Differential logistic PCA for large-scale comparison of GSMMs and pathway analysis
Differential logistic PCA for large-scale comparison of GSMMs and pathway analysis
Zehetner, L.; Szeliova, D.; Kraus, B.; Hernandez Bort, J.; Zanghellini, J.
AbstractGenome-scale metabolic models (gsmms) provide a platform for metabolic analyses at the systems level by mathematically depicting biochemical reactions.

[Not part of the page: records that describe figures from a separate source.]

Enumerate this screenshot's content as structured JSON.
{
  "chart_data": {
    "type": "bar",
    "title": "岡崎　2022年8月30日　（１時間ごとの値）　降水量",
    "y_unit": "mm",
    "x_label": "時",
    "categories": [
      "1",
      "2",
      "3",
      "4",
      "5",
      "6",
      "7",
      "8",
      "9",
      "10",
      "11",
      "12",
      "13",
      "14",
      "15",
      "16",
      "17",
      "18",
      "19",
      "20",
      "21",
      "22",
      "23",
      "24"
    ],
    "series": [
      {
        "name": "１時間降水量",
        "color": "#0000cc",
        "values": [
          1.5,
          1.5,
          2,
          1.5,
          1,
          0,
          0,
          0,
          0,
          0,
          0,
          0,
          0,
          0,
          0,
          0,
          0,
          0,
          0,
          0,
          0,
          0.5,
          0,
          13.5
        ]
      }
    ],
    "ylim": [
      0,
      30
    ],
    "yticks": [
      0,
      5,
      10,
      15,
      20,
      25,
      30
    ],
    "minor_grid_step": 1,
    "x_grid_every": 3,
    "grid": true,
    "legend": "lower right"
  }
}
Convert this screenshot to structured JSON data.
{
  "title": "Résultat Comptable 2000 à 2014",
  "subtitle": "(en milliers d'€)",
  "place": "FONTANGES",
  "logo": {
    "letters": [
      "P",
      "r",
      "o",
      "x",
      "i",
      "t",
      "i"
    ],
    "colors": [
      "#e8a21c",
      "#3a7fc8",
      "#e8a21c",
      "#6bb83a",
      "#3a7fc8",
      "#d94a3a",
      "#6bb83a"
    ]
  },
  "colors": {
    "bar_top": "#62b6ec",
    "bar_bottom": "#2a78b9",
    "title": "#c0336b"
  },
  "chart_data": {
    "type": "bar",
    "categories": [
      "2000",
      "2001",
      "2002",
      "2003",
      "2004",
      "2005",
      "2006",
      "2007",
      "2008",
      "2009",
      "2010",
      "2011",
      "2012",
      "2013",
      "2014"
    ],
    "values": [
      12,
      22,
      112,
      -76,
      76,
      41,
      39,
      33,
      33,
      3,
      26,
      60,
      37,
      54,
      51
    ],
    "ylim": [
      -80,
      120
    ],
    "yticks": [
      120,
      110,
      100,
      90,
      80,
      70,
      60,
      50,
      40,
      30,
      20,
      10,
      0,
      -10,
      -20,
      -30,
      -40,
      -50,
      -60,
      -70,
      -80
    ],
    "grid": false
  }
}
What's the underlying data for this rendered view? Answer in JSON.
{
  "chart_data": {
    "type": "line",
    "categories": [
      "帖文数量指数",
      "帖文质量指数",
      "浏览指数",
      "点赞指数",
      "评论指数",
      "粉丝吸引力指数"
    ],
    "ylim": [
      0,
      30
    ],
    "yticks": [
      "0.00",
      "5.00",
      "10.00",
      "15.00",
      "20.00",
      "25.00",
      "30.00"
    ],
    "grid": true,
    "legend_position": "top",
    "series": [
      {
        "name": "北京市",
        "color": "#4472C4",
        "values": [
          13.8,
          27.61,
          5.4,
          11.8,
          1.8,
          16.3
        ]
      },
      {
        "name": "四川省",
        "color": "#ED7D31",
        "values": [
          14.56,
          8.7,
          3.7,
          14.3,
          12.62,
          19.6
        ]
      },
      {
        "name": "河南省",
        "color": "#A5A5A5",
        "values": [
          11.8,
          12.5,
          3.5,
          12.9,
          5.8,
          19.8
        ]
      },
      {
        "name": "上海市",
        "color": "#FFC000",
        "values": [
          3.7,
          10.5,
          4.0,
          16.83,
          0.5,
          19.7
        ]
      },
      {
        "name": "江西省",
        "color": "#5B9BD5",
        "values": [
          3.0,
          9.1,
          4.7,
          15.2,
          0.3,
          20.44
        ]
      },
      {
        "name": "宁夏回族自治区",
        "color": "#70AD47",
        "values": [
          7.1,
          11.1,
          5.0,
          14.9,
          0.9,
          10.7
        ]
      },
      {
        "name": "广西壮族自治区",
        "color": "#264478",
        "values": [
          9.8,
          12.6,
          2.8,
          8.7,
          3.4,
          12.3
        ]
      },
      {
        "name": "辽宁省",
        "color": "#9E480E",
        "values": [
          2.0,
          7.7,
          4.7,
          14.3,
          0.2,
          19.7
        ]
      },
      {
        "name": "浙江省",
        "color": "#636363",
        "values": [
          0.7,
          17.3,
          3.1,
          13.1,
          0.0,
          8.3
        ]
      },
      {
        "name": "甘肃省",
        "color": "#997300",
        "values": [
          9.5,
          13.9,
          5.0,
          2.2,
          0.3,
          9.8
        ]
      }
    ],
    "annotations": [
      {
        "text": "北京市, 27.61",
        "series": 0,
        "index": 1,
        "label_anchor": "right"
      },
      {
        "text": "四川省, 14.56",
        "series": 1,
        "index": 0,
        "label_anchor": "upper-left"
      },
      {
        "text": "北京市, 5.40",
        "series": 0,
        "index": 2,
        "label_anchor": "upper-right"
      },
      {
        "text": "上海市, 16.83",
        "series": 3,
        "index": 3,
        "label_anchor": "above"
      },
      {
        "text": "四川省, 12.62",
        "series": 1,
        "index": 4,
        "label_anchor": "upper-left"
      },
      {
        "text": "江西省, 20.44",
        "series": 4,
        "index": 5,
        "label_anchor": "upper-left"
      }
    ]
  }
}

Recent advances led to a large amount of gsmms for different species or tissue-specific reconstructions from global gsmms. Currently, the comparison of gsmms mostly depends on methods like dimension reduction algorithms, distance matrices, or predefined environmental conditions. However, these approaches are either hard to interpret or rely on subjective assumptions. Here we introduce a novel use of logistic principal component analysis (lpca) to simplify the comparison of gsmms. Lpca is especially suited for binary data, derived from the presence or absence of reactions across gsmms. Its advantage is its ability to cluster gsmms while pinpointing the reactions that influence the categorization. When we applied lpca to three distinct datasets, it effectively highlighted phylogenetic relationships and distinctly separated the gsmms of healthy tissues from those of cancer tissues. Furthermore, the identified subsystems and their associated reactions that influenced the clustering align with existing knowledge.